Çok kişiyle konuştum; çok kişiyle güldüm, eğlendim, ağladım, kızdım. Teşekkür ediyorum bunlar için. İnsanız sonuçta bir anımız bir anımızı tutmaz fakat kalbini kırdığım biri varsa da özür diliyorum çokça. Şimdi bu noktada bana ayrılan sürenin sonuna geldik demeliyim sanırım, hep paylaşmak istediğim ama hiç güç bulamadığım bir şiirle bitirip öyle gideyim artık.
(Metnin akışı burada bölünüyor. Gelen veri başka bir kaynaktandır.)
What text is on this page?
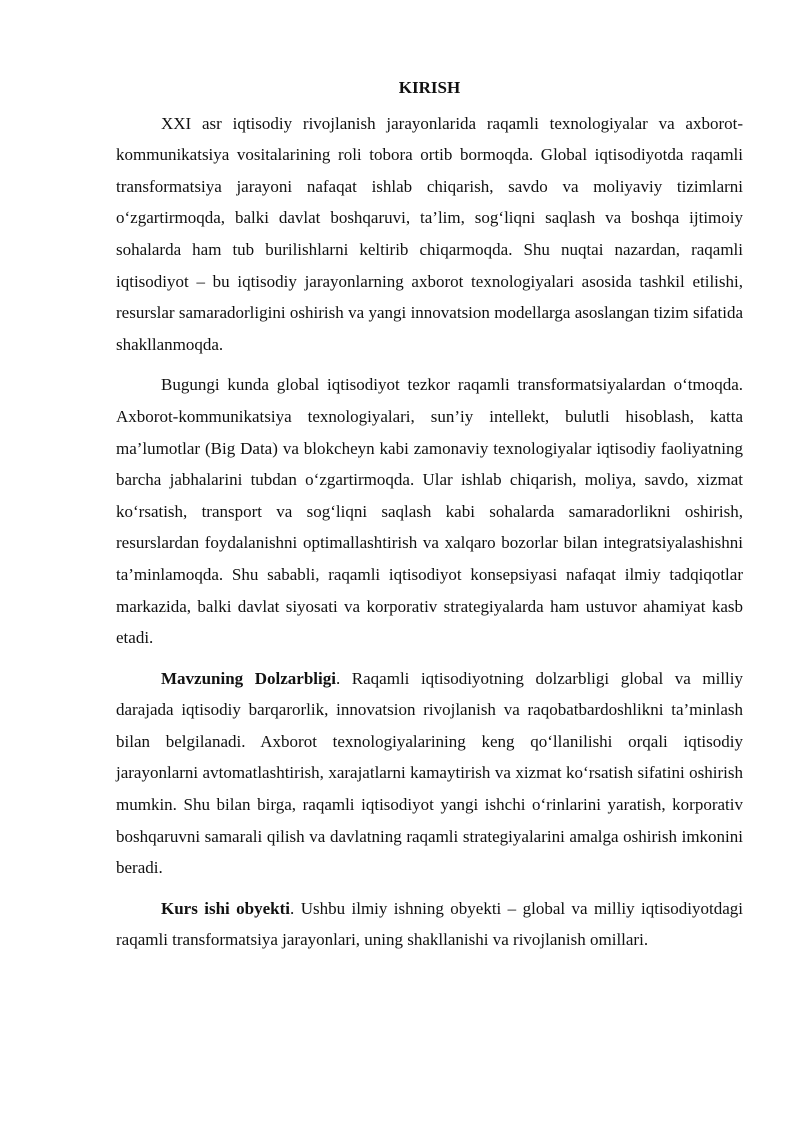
KIRISH

XXI asr iqtisodiy rivojlanish jarayonlarida raqamli texnologiyalar va axborot-kommunikatsiya vositalarining roli tobora ortib bormoqda. Global iqtisodiyotda raqamli transformatsiya jarayoni nafaqat ishlab chiqarish, savdo va moliyaviy tizimlarni o‘zgartirmoqda, balki davlat boshqaruvi, ta’lim, sog‘liqni saqlash va boshqa ijtimoiy sohalarda ham tub burilishlarni keltirib chiqarmoqda. Shu nuqtai nazardan, raqamli iqtisodiyot – bu iqtisodiy jarayonlarning axborot texnologiyalari asosida tashkil etilishi, resurslar samaradorligini oshirish va yangi innovatsion modellarga asoslangan tizim sifatida shakllanmoqda.

Bugungi kunda global iqtisodiyot tezkor raqamli transformatsiyalardan o‘tmoqda. Axborot-kommunikatsiya texnologiyalari, sun’iy intellekt, bulutli hisoblash, katta ma’lumotlar (Big Data) va blokcheyn kabi zamonaviy texnologiyalar iqtisodiy faoliyatning barcha jabhalarini tubdan o‘zgartirmoqda. Ular ishlab chiqarish, moliya, savdo, xizmat ko‘rsatish, transport va sog‘liqni saqlash kabi sohalarda samaradorlikni oshirish, resurslardan foydalanishni optimallashtirish va xalqaro bozorlar bilan integratsiyalashishni ta’minlamoqda. Shu sababli, raqamli iqtisodiyot konsepsiyasi nafaqat ilmiy tadqiqotlar markazida, balki davlat siyosati va korporativ strategiyalarda ham ustuvor ahamiyat kasb etadi.

Mavzuning Dolzarbligi. Raqamli iqtisodiyotning dolzarbligi global va milliy darajada iqtisodiy barqarorlik, innovatsion rivojlanish va raqobatbardoshlikni ta’minlash bilan belgilanadi. Axborot texnologiyalarining keng qo‘llanilishi orqali iqtisodiy jarayonlarni avtomatlashtirish, xarajatlarni kamaytirish va xizmat ko‘rsatish sifatini oshirish mumkin. Shu bilan birga, raqamli iqtisodiyot yangi ishchi o‘rinlarini yaratish, korporativ boshqaruvni samarali qilish va davlatning raqamli strategiyalarini amalga oshirish imkonini beradi.

Kurs ishi obyekti. Ushbu ilmiy ishning obyekti – global va milliy iqtisodiyotdagi raqamli transformatsiya jarayonlari, uning shakllanishi va rivojlanish omillari.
sen beni öpersen belki de ben fransız olurum
şehre inerim bir sinema yağmura çalar
otomobil icad olunur, zarifoğlu ölür
dünyadaki tüm zenciler kırk yaşından büyüktür.
-senegalliler dahil değil
sen beni öpersen belki de bulvarlar iltihablanır
çağdaş coğrafyalarda üretir cesetlerini siyaset bilimi
o vakit bir sufiyi darplarla gebertebilirsin
hayat bir yanıyla güzeldir canım, sen de güzelsin
-yoksa seni rahatsız mı ettim?
sen beni öpersen belki de aşkımız pratik karşılık bulur
ne ikna edici bir intihar girişimidir şimdi göz göze gelmek
elbette ata binmek gibidir seni sevmek sevgilim
elbette gayet rasyoneldir attan atlamak
-freud diye bir şey yoktur.
sen beni öpersen belki de ben gangsterleşirim
belki de şair olurum seni de aldırırım yanıma
bilesin; göğsümde hangi yöne açmış tek gülsün
yani ya bu eller öpülür, ya sen öldürülürsün.
-haydi iç de çay koyayım.
&rest.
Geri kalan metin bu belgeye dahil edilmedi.